Optimisme itu juga berangkat dari data jumlah tingkat kesembuhan pasien. Dari empat daerah yang dianggap menjadi episentrum penyebaran virus skala nasional, Sulsel menjadi salah satu daerah dengan tingkat kesembuhan tinggi.

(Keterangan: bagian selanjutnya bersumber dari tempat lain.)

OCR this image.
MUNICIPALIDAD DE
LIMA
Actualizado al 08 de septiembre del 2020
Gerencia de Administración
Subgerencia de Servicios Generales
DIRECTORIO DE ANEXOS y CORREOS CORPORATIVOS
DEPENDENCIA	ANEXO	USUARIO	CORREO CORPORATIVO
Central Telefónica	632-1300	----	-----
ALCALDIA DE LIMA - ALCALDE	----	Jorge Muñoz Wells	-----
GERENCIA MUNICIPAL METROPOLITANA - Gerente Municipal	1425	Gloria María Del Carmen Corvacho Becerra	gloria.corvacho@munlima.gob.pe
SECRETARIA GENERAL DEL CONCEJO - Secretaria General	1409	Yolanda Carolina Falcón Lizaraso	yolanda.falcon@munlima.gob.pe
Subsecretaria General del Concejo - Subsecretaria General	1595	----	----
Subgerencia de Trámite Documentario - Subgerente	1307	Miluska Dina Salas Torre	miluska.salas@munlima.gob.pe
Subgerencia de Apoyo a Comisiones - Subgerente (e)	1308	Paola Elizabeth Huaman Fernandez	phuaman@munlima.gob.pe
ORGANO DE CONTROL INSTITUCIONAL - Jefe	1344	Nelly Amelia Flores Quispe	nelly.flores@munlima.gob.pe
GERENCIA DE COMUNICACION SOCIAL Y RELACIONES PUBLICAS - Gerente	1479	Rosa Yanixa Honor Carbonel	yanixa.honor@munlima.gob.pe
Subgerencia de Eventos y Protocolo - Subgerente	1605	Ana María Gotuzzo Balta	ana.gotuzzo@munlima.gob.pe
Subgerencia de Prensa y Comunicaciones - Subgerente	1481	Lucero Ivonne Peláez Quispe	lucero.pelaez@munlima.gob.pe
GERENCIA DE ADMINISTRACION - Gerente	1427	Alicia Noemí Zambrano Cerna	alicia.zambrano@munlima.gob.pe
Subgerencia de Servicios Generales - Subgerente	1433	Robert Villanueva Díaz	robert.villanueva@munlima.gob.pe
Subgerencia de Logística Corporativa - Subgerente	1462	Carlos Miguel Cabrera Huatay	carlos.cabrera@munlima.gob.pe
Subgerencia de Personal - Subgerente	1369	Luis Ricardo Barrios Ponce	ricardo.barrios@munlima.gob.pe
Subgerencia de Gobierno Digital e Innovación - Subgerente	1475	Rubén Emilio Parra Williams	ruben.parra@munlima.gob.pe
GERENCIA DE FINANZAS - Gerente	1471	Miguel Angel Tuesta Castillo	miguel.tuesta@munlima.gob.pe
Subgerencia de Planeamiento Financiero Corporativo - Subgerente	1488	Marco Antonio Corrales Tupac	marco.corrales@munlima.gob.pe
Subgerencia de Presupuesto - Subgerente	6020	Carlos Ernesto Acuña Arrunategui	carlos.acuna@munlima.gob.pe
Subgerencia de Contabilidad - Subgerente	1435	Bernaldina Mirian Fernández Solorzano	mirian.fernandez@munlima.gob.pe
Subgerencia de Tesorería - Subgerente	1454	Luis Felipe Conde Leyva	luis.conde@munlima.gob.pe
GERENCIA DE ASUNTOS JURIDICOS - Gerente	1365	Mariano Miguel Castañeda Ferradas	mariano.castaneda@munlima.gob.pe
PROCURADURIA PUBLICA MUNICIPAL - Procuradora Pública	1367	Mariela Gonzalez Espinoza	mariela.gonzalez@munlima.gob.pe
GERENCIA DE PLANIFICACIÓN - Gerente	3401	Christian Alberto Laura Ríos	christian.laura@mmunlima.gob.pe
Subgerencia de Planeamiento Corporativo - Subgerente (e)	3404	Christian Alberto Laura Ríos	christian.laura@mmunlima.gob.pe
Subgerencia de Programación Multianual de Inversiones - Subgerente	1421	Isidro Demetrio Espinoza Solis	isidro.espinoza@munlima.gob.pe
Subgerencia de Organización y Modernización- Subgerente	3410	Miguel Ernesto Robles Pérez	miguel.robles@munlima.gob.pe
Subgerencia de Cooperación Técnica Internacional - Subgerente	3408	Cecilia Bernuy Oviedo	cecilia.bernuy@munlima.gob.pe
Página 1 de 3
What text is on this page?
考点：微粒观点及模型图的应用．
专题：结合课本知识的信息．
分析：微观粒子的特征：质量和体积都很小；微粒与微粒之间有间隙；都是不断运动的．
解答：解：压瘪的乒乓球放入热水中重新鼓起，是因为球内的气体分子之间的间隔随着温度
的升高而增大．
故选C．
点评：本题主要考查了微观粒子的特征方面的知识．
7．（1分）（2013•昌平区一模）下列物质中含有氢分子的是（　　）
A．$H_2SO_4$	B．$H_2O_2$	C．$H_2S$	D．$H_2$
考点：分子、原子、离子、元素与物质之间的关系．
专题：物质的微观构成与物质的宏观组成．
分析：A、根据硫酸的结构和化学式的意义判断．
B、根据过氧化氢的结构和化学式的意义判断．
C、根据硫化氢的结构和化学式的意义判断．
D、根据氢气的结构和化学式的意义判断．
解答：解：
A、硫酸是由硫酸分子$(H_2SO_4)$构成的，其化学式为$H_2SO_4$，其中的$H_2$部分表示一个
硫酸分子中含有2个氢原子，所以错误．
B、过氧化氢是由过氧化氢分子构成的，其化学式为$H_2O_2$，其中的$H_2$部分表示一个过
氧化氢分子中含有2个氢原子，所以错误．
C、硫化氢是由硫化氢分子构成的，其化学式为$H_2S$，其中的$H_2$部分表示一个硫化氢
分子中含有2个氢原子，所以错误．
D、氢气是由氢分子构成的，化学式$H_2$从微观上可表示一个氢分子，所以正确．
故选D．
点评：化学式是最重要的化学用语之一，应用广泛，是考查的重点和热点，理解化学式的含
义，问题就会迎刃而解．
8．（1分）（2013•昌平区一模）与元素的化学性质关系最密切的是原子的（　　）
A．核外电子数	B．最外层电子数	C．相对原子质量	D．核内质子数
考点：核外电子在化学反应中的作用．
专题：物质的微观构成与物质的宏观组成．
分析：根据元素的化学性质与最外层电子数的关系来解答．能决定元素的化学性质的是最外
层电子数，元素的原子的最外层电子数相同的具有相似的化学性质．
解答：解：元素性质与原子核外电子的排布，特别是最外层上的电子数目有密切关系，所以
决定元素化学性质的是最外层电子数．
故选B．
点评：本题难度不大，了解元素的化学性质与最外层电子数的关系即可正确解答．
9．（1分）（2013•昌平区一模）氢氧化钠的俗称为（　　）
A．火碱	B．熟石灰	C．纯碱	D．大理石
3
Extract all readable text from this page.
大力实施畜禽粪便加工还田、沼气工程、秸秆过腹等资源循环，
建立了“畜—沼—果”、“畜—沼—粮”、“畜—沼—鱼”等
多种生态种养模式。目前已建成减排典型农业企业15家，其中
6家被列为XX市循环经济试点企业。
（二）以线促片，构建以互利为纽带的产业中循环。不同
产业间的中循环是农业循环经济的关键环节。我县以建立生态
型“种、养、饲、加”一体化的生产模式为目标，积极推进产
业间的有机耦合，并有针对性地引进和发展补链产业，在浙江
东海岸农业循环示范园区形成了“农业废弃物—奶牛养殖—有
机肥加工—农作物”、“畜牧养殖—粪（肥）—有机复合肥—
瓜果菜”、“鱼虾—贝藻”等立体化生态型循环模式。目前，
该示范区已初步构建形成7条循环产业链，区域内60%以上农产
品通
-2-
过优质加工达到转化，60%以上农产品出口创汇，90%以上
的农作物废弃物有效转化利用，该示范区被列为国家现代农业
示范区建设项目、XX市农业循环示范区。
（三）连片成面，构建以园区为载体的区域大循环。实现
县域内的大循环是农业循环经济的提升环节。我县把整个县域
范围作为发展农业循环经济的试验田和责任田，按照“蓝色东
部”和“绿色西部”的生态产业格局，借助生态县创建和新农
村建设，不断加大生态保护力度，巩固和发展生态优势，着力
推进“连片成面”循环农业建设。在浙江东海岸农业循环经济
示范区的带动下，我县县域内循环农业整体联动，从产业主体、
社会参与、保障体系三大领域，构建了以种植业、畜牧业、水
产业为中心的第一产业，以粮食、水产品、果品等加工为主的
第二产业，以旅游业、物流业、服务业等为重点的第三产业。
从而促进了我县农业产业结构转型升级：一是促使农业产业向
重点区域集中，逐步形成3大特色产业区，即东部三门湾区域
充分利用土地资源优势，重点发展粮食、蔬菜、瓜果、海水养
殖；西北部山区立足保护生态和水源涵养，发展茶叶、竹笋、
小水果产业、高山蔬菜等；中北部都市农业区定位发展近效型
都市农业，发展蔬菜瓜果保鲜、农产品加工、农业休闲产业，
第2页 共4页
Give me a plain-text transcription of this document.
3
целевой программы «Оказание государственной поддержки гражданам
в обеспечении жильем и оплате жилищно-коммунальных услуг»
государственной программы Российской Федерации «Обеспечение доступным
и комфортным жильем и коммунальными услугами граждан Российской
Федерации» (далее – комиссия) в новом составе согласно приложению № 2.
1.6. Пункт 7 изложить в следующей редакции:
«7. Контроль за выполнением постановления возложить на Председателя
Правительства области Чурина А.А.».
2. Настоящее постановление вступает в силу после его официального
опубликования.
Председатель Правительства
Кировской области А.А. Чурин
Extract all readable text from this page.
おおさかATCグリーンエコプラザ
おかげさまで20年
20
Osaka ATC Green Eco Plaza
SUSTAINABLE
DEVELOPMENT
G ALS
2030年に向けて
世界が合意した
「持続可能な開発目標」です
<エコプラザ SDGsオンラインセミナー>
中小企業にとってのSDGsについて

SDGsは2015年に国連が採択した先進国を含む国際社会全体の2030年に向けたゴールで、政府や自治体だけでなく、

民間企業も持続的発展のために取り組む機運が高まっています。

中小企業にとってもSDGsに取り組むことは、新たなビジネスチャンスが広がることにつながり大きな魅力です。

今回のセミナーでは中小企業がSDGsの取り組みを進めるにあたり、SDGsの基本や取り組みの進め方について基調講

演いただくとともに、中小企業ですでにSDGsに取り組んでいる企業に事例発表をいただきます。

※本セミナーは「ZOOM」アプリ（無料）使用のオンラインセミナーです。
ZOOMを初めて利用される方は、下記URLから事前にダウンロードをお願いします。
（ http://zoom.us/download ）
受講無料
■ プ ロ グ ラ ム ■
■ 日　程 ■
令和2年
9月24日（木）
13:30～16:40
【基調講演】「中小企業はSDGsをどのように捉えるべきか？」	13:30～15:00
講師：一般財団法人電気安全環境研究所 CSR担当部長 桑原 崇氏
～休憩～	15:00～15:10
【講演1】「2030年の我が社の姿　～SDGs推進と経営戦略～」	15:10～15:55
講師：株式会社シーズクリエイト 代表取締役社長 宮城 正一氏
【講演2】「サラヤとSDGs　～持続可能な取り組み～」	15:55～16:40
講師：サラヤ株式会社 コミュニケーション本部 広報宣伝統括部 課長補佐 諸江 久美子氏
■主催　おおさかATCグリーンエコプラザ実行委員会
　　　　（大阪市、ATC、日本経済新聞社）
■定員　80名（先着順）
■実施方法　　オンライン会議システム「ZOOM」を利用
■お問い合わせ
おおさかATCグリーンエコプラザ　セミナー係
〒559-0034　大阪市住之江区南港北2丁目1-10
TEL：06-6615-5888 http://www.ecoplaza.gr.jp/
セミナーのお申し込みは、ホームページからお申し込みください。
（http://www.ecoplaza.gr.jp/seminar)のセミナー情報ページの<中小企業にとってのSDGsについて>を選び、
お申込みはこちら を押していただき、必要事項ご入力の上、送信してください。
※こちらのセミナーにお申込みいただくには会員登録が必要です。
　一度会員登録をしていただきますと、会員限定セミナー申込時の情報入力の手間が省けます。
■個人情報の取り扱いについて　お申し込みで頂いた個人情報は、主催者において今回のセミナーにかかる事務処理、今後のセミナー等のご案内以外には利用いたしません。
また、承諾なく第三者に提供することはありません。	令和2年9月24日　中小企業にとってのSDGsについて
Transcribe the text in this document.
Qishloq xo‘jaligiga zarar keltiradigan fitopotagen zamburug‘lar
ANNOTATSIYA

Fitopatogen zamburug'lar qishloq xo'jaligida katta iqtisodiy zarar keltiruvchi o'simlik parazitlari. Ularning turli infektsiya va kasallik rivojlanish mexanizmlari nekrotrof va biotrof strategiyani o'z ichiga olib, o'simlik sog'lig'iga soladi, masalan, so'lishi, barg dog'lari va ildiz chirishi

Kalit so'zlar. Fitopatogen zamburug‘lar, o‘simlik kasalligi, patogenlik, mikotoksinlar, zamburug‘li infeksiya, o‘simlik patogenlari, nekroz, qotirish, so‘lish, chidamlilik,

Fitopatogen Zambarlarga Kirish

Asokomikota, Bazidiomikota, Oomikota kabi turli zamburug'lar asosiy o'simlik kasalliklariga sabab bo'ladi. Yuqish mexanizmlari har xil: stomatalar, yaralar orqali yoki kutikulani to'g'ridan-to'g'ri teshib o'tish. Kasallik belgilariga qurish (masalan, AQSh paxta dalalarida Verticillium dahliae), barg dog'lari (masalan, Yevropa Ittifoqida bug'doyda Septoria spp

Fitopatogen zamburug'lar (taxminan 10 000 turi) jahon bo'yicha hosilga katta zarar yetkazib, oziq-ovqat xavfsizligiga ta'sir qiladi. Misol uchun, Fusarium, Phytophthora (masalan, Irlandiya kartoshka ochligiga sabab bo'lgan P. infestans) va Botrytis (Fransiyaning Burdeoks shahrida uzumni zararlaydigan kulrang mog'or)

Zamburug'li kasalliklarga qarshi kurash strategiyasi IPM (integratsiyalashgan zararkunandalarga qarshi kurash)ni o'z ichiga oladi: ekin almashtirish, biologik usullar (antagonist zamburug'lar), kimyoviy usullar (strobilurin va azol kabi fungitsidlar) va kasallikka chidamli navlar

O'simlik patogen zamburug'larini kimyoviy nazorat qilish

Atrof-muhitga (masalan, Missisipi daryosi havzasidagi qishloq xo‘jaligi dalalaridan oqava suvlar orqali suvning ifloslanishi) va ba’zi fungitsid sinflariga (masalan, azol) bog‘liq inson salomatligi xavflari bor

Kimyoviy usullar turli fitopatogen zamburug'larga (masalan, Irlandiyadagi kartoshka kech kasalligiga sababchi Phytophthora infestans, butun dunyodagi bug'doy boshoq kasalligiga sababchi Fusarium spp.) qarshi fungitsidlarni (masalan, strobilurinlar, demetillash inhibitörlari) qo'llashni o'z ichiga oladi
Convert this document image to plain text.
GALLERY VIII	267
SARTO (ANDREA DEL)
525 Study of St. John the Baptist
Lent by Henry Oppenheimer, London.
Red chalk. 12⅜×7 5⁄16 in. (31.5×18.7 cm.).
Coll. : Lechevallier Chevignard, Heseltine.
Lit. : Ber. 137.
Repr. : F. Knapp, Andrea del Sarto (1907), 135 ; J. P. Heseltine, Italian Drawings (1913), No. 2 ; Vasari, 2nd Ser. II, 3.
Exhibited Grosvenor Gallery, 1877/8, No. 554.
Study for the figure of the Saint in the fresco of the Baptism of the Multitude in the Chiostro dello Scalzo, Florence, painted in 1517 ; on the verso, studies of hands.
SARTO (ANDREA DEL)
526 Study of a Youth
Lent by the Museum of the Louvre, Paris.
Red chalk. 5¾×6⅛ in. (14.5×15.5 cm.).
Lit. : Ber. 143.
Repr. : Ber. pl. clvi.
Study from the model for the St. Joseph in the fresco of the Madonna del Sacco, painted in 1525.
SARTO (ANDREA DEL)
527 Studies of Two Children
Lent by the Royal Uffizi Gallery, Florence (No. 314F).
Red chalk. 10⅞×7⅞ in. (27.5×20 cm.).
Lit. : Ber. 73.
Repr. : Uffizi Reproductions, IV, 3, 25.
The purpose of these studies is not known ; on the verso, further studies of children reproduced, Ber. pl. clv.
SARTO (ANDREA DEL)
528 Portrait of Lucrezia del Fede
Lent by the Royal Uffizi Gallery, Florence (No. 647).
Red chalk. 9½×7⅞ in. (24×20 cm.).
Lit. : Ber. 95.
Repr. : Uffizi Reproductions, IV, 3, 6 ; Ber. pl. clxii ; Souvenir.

Persentasenya mencapai 34,93 persen. Menyusul Jawa Timur dengan persentase 15,57 persen, Jawa Tengah 14,43 persen, Jawa Barat 14,42 persen, dan DKI Jakarta 14,16 persen.
Nurdin berharap, penanganan COVID-19 itu bisa selesai dengan cepat dan tidak terlalu menguras APBD. "Virus ini bisa dilawan dengan imunitas yang kuat. Nah, imunitas yang kuat itu kita dapat dari istirahat yang cukup, makan yang bergizi, makan vitamin, jangan cemas, jangan stres," ujar Nurdin.